Credevo che la casa rappresentasse, in ogni caso, l’unico luogo possibile per garantire dignità, sicurezza e continuità di vita. Pensavo che ogni forma di coabitazione o struttura, anche leggera, fosse una sorta di anticamera della perdita di autonomia.
Un cambiamento di sguardo: dall’esperienza personale alla riflessione professionale
Oggi non la penso più così.
Forse perché l’esperienza personale cambia il modo di guardare le cose.
Ho una mamma anziana — ancora pienamente autosufficiente e, sì, guida ancora l’automobile — lucida, autonoma e residente in un centro abitato. Eppure, nonostante la vicinanza mia e di mia sorella, entrambe nonne e non ancora in pensione, lei racconta spesso un senso di solitudine.
Un senso che non deriva dal vuoto intorno, ma da una mancanza di relazioni quotidiane, di motivi per uscire, di incontri spontanei e di scambi semplici ma vitali.
Ho capito che la solitudine non è quando mancano gli affetti, ma quando manca la quotidianità condivisa.
È quella sensazione sottile di vuoto che si insinua anche quando le persone che ami ti sono vicine, ti chiamano, ti pensano.
Ma la verità è che la tua giornata scorre da sola: ti alzi, ti prepari, vivi in un silenzio che nessuna telefonata riempie davvero.
Perché la solitudine, quella vera, è l’assenza di una presenza costante, di un ritmo condiviso, di qualcuno con cui dividere anche solo i piccoli gesti, come il caffè del mattino o una parola detta al volo prima di uscire.
È lì che si sente la mancanza più profonda: non negli affetti lontani, ma nelle presenze che non ci sono più ogni giorno.
Il fatto è che il benessere, anche in età avanzata, non dipende solo dall’autonomia fisica, ma anche e soprattutto da quella emotiva e relazionale.
La coabitazione come risposta concreta alla solitudine
Da questa riflessione nasce un cambio di prospettiva.
Credo che gli anziani che stanno bene possano continuare a stare bene più a lungo se non si sentono soli, se hanno la possibilità di sentirsi utili, di condividere momenti, interessi e quotidianità con altre persone nella stessa fase della vita.
Oggi guardo con grande interesse e convinzione ai modelli di coabitazione e di residenzialità leggera: luoghi dove persone autonome condividono spazi e momenti mantenendo però la propria indipendenza, la propria privacy e il proprio ritmo.
Non si tratta di “istituti” o di “case di riposo”, ma di nuove forme di vita sociale capaci di restituire energia, relazioni e senso di appartenenza.
In questi contesti ognuno ha la propria stanza, le proprie abitudini, ma anche la possibilità — se lo desidera — di varcare la porta e trovare una comunità viva, accogliente, simile a sé.
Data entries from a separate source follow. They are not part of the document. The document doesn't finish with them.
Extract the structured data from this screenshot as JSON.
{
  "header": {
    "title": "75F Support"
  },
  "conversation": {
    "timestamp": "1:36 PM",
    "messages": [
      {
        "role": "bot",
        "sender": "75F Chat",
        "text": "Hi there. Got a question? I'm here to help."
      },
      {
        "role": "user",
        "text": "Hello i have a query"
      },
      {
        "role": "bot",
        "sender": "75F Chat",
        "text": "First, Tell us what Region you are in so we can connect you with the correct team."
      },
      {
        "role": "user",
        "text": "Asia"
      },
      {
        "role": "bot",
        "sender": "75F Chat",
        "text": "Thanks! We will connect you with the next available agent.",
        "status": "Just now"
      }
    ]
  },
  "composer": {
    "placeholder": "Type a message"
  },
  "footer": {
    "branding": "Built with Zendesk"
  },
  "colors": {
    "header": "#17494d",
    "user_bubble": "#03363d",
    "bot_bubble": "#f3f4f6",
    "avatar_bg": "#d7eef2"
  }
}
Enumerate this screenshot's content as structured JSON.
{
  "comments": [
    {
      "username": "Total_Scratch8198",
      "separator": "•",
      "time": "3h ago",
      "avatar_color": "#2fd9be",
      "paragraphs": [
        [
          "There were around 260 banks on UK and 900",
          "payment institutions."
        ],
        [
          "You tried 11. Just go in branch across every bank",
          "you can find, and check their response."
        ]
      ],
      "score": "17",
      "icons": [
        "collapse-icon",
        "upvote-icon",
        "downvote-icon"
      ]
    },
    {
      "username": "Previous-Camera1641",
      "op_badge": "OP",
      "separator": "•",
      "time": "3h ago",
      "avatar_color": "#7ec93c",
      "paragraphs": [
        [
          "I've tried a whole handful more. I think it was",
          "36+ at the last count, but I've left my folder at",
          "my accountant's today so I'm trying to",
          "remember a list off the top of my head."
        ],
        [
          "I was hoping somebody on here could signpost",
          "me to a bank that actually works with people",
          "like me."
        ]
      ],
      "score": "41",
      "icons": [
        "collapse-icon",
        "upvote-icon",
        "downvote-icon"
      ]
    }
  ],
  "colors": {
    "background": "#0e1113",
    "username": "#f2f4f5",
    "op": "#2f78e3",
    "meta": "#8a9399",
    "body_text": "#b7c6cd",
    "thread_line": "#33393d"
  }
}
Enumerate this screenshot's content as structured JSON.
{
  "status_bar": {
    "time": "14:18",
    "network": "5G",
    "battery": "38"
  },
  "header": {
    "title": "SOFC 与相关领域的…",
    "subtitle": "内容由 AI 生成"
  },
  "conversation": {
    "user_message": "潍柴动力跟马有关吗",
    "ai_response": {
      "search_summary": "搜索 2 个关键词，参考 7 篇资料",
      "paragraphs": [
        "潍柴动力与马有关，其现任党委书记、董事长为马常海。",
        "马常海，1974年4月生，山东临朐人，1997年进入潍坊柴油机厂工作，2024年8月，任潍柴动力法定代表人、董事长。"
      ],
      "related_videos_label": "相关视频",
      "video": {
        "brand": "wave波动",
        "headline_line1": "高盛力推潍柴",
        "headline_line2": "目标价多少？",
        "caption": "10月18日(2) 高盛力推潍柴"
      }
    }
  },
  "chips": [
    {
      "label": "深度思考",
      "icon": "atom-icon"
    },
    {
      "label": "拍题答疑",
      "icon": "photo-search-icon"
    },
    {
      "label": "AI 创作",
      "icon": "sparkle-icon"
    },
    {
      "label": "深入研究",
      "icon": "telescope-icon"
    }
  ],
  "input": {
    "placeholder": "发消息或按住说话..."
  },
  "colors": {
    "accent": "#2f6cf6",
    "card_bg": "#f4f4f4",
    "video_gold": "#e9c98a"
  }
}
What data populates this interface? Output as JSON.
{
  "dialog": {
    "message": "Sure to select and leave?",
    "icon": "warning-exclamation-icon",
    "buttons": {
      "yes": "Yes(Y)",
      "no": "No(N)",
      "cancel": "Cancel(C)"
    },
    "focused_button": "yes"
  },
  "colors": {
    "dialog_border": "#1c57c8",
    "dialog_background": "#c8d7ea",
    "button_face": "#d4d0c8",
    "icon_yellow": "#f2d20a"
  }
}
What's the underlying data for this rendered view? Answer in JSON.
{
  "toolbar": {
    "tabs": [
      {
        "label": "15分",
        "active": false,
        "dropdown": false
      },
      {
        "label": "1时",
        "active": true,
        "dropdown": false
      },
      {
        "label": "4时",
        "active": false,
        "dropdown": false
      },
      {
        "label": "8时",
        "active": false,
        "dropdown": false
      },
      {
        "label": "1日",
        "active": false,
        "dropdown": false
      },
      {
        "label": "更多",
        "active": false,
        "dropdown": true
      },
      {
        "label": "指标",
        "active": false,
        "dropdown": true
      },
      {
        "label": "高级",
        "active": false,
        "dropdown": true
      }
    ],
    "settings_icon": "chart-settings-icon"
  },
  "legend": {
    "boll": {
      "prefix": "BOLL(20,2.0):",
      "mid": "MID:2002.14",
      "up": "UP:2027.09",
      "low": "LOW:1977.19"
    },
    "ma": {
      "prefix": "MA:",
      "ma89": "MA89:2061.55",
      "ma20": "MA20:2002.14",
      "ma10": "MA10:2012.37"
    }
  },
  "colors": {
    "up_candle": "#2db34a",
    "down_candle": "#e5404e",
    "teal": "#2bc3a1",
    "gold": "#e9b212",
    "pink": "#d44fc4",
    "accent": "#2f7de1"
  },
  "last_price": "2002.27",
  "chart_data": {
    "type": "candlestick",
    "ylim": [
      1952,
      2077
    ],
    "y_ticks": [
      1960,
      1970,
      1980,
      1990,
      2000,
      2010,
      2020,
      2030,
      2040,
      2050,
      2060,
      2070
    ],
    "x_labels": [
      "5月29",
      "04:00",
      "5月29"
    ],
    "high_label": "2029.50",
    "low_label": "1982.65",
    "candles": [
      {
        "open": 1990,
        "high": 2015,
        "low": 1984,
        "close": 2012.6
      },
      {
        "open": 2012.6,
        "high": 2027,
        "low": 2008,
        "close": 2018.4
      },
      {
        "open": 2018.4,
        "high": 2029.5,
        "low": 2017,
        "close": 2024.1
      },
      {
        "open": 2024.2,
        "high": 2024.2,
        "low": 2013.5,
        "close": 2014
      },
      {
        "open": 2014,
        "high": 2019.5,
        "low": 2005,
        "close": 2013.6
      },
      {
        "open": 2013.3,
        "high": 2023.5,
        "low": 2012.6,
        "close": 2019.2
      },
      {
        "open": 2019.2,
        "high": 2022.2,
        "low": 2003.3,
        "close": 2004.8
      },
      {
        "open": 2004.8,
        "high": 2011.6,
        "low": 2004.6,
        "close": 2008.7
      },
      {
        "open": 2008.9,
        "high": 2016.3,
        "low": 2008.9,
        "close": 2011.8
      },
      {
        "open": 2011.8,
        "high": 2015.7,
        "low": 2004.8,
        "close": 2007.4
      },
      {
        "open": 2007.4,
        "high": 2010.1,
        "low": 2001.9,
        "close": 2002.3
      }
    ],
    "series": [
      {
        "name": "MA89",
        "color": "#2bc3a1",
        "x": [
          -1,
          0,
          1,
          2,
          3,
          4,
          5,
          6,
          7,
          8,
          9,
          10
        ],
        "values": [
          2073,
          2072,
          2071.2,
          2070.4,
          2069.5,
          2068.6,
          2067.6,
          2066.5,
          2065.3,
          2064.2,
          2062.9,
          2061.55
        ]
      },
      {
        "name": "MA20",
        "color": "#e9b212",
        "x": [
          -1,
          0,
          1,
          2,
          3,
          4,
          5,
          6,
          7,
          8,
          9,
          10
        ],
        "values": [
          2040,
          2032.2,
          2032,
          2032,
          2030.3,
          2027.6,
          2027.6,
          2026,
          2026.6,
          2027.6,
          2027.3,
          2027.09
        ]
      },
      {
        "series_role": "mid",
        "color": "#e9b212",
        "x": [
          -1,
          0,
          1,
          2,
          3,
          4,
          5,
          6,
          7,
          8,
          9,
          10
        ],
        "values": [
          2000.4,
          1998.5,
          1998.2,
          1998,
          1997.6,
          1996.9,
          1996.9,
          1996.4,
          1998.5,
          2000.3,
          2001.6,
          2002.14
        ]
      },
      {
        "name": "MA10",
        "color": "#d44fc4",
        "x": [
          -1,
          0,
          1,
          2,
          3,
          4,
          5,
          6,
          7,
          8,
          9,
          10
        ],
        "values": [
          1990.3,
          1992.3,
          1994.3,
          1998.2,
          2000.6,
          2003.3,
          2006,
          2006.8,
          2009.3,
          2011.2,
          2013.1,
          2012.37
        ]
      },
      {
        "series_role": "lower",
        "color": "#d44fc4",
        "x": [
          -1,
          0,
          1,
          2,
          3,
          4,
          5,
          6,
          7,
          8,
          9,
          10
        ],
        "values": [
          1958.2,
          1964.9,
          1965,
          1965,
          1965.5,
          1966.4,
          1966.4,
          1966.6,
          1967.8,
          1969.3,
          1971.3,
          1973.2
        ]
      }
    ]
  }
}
Una comunità che non sostituisce la famiglia, ma che ne ricrea lo spirito attraverso il vivere insieme.
Non è la fine di un percorso, ma l’inizio di una nuova fase
Questo tipo di soluzione non significa “finire la propria vita in una struttura”.
Al contrario, significa cominciare una nuova fase: un nuovo abito quotidiano, una nuova speranza, un nuovo progetto.
Lasciare la propria casa per trasferirsi in un’altra abitazione — che resta comunque una casa, con le proprie cose, i propri ricordi e i propri spazi — non è una rinuncia, ma una scelta di rinascita.
È dare inizio a un nuovo pezzo di vita, arricchito da stimoli diversi, incontri, scambi e piccole scoperte quotidiane.
Una nuova famiglia sociale, fatta di libertà e legami autentici
La coabitazione permette di costruire una famiglia sociale: un gruppo di persone che non hanno legami di parentela, ma che condividono tempo, esperienze e attenzione reciproca.
Una famiglia “scelta”, in cui ritrovare compagnia, serenità, stimoli e, perché no, anche la possibilità di innamorarsi a 80 anni.
Perché la vita non smette di sorprenderci finché siamo disposti ad aprirci agli altri.
La solitudine non si supera con la televisione accesa o qualche visita saltuaria.
Si vince ricominciando a vivere insieme, in un ambiente dove la libertà individuale convive con la bellezza della relazione.
Dove ogni giorno può essere un inizio, non una fine.